Your Perfect Brewing Ratio
Here's the thing about the SCA's regulations: I'm not a professional coffee taster. Also, a drip coffee maker doesn't brew anything like the pour-over method used for cupping, so brewing with SCA measurements won't actually guarantee the best taste.
Instead, you'll probably want to figure out your own coffee bean ratio that matches your preferred brewing method. I like to start with about 1 tablespoon of grounds for every 2 cups of coffee I'll be making. After tasting a cup, I can decide if I want more or less coffee in the next batch.
Fun fact: Coffee maker “cups” are only 5 ounces. This lines up with SCA cupping standards, but it can be confusing when you're trying to measure things out. That 5-cup coffee maker only makes 25 ounces of coffee, or 3 individual 8-ounce mugs.
Getting More Out of Your Coffee
Sometimes, you really want a single bag of coffee to last as long as possible. Try these tips to stretch your coffee further while still enjoying that delicious java taste.
- Keep your coffee machine clean. If your coffee doesn't taste right, don't start adding more beans. Instead, just run a cycle of vinegar and water to remove build-up, and then another cycle of pure water to rinse.
- Store your beans properly. Coffee beans lose flavor when they start to go stale, and you'll need to use more to get a strong taste. Keep your beans sealed in an airtight container and stored in a cool, dry place.
- Check the size of your grind. Finer grinds tend to produce stronger coffee; grind for a few extra seconds to get a flavor boost. Just make sure not to grind so fine that the beans run through your filter; coarse grinds work better for metal filters and French presses.
- Try different strengths. How dark do you actually like your coffee? Unless you've tried both mild and medium brews, you'll never know what your perfect brewing ratio is.
How to Store Coffee Beans
Sometimes, I drink a lot of coffee, and I can easily go through a pound of beans in two weeks. But at other times, it can take me a month or two to finish a single bag of coffee.
Coffee beans don't go bad, but they can go stale and lose most of their flavor. Whether you go through a pound of beans in a month or a week, you should know how to keep your coffee as fresh as possible.
There are four things that can make your coffee beans go stale: air, light, moisture, and heat. This means that if you place your coffee in an opaque, airtight container and store it in a cool, dry, and dark place, it should stay fresh for a good amount of time.
Coffee beans are usually sold in a paper or foil bag with a fold-over seal. These bags are opaque and water-resistant, which makes them a great choice for storing beans. However, once it's opened, the bag is no longer airtight, and your beans might go stale.
An easy solution is to put your bag of beans inside of a larger zip-lock bag or a plastic container. The plastic seal will keep out air and moisture, and the original coffee bag will keep out light. This should keep your beans fresh for up to 3 months (best flavor if you brew them within 1 month after roasting.).

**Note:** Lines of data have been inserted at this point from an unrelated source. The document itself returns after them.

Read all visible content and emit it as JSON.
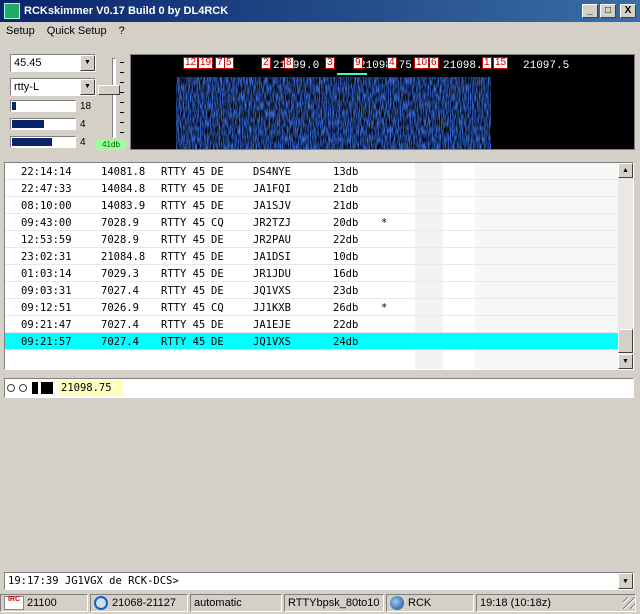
{
  "window": {
    "title": "RCKskimmer V0.17 Build 0 by DL4RCK",
    "btn_min": "_",
    "btn_max": "□",
    "btn_close": "X"
  },
  "menu": [
    {
      "label": "Setup"
    },
    {
      "label": "Quick Setup"
    },
    {
      "label": "?"
    }
  ],
  "controls": {
    "baud": "45.45",
    "mode": "rtty-L",
    "levels": [
      {
        "value": "18",
        "fill": 0.06
      },
      {
        "value": "4",
        "fill": 0.5
      },
      {
        "value": "4",
        "fill": 0.62
      }
    ],
    "db_readout": "41db"
  },
  "waterfall": {
    "freq_labels": [
      "21099.0",
      "21098.75",
      "21098.0",
      "21097.5"
    ],
    "spots": [
      "12",
      "19",
      "7",
      "5",
      "2",
      "8",
      "3",
      "9",
      "4",
      "10",
      "6",
      "1",
      "15"
    ]
  },
  "decodes": {
    "rows": [
      {
        "time": "22:14:14",
        "freq": "14081.8",
        "mode": "RTTY 45",
        "de": "DE",
        "call": "DS4NYE",
        "db": "13db",
        "flag": ""
      },
      {
        "time": "22:47:33",
        "freq": "14084.8",
        "mode": "RTTY 45",
        "de": "DE",
        "call": "JA1FQI",
        "db": "21db",
        "flag": ""
      },
      {
        "time": "08:10:00",
        "freq": "14083.9",
        "mode": "RTTY 45",
        "de": "DE",
        "call": "JA1SJV",
        "db": "21db",
        "flag": ""
      },
      {
        "time": "09:43:00",
        "freq": "7028.9",
        "mode": "RTTY 45",
        "de": "CQ",
        "call": "JR2TZJ",
        "db": "20db",
        "flag": "*"
      },
      {
        "time": "12:53:59",
        "freq": "7028.9",
        "mode": "RTTY 45",
        "de": "DE",
        "call": "JR2PAU",
        "db": "22db",
        "flag": ""
      },
      {
        "time": "23:02:31",
        "freq": "21084.8",
        "mode": "RTTY 45",
        "de": "DE",
        "call": "JA1DSI",
        "db": "10db",
        "flag": ""
      },
      {
        "time": "01:03:14",
        "freq": "7029.3",
        "mode": "RTTY 45",
        "de": "DE",
        "call": "JR1JDU",
        "db": "16db",
        "flag": ""
      },
      {
        "time": "09:03:31",
        "freq": "7027.4",
        "mode": "RTTY 45",
        "de": "DE",
        "call": "JQ1VXS",
        "db": "23db",
        "flag": ""
      },
      {
        "time": "09:12:51",
        "freq": "7026.9",
        "mode": "RTTY 45",
        "de": "CQ",
        "call": "JJ1KXB",
        "db": "26db",
        "flag": "*"
      },
      {
        "time": "09:21:47",
        "freq": "7027.4",
        "mode": "RTTY 45",
        "de": "DE",
        "call": "JA1EJE",
        "db": "22db",
        "flag": ""
      },
      {
        "time": "09:21:57",
        "freq": "7027.4",
        "mode": "RTTY 45",
        "de": "DE",
        "call": "JQ1VXS",
        "db": "24db",
        "flag": ""
      }
    ],
    "selected_index": 10
  },
  "tuned_freq": "21098.75",
  "command_line": "19:17:39 JG1VGX de RCK-DCS>",
  "status": {
    "irc_icon_text": "IRC",
    "freq": "21100",
    "range": "21068-21127",
    "agc": "automatic",
    "decoder": "RTTYbpsk_80to10",
    "skimmer": "RCK",
    "clock": "19:18 (10:18z)"
  },
  "colors": {
    "title_bar": "#0a246a",
    "selected_row": "#00ffff",
    "waterfall_signal": "#1e3cff",
    "spot_text": "#c00000",
    "db_readout_bg": "#9cff9c"
  }
}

If you plan to store your coffee beans for more than a month, put them in the freezer. They'll stay fresh for about 6 months to a year, although they do stand the risk of getting freezer burnt.
When you're ready to use them, take the beans out of the freezer, and let them thaw completely before opening the bag. Don't put the beans back in the freezer – you don't want moisture to ruin the flavor.
How much coffee do you put in a coffee pot?
Try using 1-2 tablespoons of coffee for every 2 full mugs you intend to make. This amount varies based on the beans you use and the strength of your brew.